Finding the abstract in creation
As a realistic representational painter, it has been a challenge for me to understand abstract art over the years. I am coming to understand it more and more and what it says about the artist. Or should I say, what the artist is trying to say or express through their art. I believe this not only has come from viewing and studying a many pieces of art but also by getting to know the person.
Whether that be personally or simply by reading about the artist.
(Image above : Layers of waves from the tide at sunrise creating a geometric abstrace scene)
Our lives as can tell us so much about what we are passionate about, plagued by and then produce. As I have put my hand to attempting to create abstract art a bit, as well as continue to educate myself on this form of art, I am beginning to understand it more and more. The simple act of being mindful in my everyday life has helped me to be more aware of how abstract of a world we live in. Mindfulness has aided in helping me slow down, take notice, and even stop for a moment to experience and understand the beautiful creations around us.
(Image Above : A piece of Atlantic coral that has peaks, valleys and layers creating an abstract subject in a fan shape)
I started on this creative journey seriously when I was the age of sixteen. My natural gift and skill for art has evolved, just as I have over thirty years. I have challenged myself many times to paint looser with a more painterly type technique. This type of technique was started by the early artists of the Impressionism era, Artists like Monet, Manet and Renoir. Their work was semi realistic using a technique of short brush strokes that captured the impression and essence of the subject or scene. They were Masters at capturing light but more than that, to me they were masters at capturing moments in life, making time stand still.
( Image above : An abstract striated pattern created by the washing away of shells and ocean debris from the receding tide.)

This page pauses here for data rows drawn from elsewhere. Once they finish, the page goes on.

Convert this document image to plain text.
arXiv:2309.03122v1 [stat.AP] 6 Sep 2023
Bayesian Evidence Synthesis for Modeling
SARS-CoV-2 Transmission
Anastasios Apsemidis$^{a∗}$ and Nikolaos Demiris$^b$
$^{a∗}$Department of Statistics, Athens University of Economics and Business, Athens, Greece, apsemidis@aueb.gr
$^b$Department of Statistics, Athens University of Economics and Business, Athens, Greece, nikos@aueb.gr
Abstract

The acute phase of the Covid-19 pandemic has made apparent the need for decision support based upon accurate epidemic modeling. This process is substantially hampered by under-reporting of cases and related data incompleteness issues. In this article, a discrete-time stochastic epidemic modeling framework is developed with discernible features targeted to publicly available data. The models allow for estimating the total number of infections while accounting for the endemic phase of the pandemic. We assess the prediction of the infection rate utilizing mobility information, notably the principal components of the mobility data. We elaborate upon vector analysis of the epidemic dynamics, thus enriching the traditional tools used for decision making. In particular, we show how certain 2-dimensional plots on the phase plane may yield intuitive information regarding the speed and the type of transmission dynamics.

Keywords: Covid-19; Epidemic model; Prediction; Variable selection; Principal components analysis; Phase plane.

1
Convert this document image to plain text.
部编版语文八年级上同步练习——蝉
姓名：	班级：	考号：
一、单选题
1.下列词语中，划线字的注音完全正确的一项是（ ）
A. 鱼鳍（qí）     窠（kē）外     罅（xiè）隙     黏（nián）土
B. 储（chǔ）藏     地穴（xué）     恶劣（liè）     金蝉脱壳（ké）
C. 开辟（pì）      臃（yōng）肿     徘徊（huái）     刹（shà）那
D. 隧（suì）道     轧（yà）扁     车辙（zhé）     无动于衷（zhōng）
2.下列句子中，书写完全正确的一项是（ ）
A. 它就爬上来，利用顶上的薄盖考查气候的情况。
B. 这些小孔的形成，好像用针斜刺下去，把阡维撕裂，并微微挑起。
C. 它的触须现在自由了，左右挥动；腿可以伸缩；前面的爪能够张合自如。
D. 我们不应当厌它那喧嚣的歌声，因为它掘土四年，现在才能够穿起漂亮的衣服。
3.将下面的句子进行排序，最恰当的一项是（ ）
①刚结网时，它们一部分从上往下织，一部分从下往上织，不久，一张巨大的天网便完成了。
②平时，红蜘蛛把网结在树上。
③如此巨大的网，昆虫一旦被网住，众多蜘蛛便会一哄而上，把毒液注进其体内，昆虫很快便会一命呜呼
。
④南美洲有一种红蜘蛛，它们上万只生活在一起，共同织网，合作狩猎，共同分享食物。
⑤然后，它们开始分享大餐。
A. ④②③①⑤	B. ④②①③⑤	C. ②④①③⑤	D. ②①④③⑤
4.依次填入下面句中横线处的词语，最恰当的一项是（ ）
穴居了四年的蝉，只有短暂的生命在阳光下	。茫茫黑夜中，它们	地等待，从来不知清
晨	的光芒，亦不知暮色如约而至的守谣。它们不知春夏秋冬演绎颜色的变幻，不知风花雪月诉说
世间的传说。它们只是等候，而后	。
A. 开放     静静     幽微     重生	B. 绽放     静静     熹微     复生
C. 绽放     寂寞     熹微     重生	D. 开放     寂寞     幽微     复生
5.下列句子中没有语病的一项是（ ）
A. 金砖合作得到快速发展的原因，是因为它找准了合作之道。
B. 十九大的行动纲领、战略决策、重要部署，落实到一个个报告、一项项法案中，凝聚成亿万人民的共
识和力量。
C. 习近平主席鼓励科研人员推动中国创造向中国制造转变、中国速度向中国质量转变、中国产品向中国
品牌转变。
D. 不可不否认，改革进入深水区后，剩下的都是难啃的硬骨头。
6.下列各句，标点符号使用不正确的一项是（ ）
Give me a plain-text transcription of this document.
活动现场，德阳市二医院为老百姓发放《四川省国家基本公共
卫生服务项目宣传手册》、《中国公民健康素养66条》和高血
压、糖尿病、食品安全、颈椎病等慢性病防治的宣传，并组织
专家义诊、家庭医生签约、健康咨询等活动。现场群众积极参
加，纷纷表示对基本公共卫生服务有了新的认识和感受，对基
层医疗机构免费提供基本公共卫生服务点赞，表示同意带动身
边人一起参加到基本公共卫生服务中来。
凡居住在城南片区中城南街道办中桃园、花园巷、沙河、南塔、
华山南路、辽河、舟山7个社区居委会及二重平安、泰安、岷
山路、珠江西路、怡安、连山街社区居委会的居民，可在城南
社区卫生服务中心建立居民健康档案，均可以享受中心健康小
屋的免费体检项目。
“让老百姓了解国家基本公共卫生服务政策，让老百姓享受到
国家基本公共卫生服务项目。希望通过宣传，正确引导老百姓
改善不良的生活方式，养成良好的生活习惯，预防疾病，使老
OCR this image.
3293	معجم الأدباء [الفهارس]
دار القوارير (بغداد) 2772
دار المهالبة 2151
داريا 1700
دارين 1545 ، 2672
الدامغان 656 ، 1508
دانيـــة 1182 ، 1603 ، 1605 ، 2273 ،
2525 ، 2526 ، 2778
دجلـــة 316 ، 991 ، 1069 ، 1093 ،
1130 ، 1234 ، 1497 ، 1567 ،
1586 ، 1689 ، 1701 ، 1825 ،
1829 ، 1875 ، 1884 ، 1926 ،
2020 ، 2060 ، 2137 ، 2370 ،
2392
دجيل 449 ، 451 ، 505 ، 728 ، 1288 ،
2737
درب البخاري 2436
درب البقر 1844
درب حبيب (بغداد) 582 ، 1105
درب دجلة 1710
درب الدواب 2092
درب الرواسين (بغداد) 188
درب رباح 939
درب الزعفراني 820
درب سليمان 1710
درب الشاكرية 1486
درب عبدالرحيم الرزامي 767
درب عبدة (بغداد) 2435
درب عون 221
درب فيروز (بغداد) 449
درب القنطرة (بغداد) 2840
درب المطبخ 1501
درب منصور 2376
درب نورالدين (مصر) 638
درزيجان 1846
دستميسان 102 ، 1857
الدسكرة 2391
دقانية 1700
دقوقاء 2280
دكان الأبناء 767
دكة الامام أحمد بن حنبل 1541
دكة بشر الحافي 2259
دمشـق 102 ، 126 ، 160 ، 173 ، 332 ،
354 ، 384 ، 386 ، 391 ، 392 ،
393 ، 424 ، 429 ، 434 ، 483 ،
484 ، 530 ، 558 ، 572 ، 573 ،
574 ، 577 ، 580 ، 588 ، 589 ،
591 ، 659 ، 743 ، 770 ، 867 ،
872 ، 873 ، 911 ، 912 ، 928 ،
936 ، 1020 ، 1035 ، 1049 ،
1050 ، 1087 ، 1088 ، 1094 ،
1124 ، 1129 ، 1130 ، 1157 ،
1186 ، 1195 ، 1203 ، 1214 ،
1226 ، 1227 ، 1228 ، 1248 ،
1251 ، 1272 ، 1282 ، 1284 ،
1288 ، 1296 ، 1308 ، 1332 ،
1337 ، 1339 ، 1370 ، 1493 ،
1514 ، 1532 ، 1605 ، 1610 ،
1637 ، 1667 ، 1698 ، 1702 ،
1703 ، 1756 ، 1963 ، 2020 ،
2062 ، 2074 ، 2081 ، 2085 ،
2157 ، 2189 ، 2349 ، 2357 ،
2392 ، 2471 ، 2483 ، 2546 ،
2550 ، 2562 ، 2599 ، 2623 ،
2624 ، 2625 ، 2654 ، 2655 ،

Between mindfulness and the act of practicing freedom in my painting, I was letting go of the idea that art had to look like something or have fine detail to be considered “good”. As I continue to challenge and push myself in this way I am becoming more fond of abstract art. “You begin to form a respect the more you get to know something, and I believe this applies to art as well.” Dionne You don’t have to like it, you just have to consider it and respect it. By doing this you are respecting the artist. I admit for me some works are harder than others to practice this on. Which is understandable since we are all wired differently and certain things speak to each of us differently. Although, I believe there is still an “art” to creating abstract art. Whether it be semi abstract or off the charts unrecognizable.
( Image above : Root system of South Carolina marsh grass that washed ashore. The coil and tangles resemble something of what might be mark making on an abstract piece.)
For me a painting has to have a cohesion of subject, color and design. It can be an abstract but does it have elements that work together to create a piece of art that “works”? There has to be a sense of order even within what can seem to be the “disorder” of the abstract. Do the colors compliment each other? Is there harmony in the painting? Is there a natural flow for the eye to travel around the piece? Is it accomplishing what the artist wants for the viewer? These are questions that go through my mind when I view and experience visual art. Again, what works for me might not work for you. But these are simple design and composition guidelines. I have observed and found that for expressionist painters, these guidelines can be harder to adhere to.
(Image above : Sun-dried, cracked sand creates an incredible abstract of texture and depth)
In my pursuit to understand and create abstract art in some way I looked to the source of my inspiration. All of creation. As I recently retreated on the coast of South Carolina for a week I slowed way down and became mindful of the composition of the world around me. I viewed and admired the water, the sun, the sky, people, fishing poles, shells, tracks in the sand, shadows, footprints, birds, etc etc. So much to see in a vast space.
All abstract making up a beautiful experience in my life, bringing me relaxation and peace. I experienced the abstract of creation. Of course all those things had intricate minute details but from where I was sitting I was taking in the whole masterpiece as one big abstract painting. Textures, colors, design....it all worked together beautifully.
These elements fuel my artistic passion and cultivates my creative eye.
(Image above : A perfectly placed and crafted marsh grass, lying among patterned sand and pops of black and white shells. A perfectly natural abstract scene.)
There is a drive within me to continue to understand art and artists, especially abstract art. As well as to understand what makes up this world and the beauty of it we get to live with. It is my hope that the way I see and experience this life will influence my art in beautiful ways for many years to come, whether that be realistic, impressionistic or abstract.
I am going to be challenging myself to embrace and create more abstract pieces. I won't be abandoning my representational work but I have been highly inspired by the South Carolina coast and look forward to creating an abstract coastal series in the months to come. Along with this new inspiration I am challenging myself to create it in a limited color palette. We shall see how that goes.
All in all, I came away with a new excitement and greater understanding (for my mind) of the abstract because I took the time to be mindful of creation around me.
These images take me back to the moment I stopped and took notice. I can still feel the cool sand on my feet and the salt on my fingers. These memories and photos will serve me well in aiding my future creativity.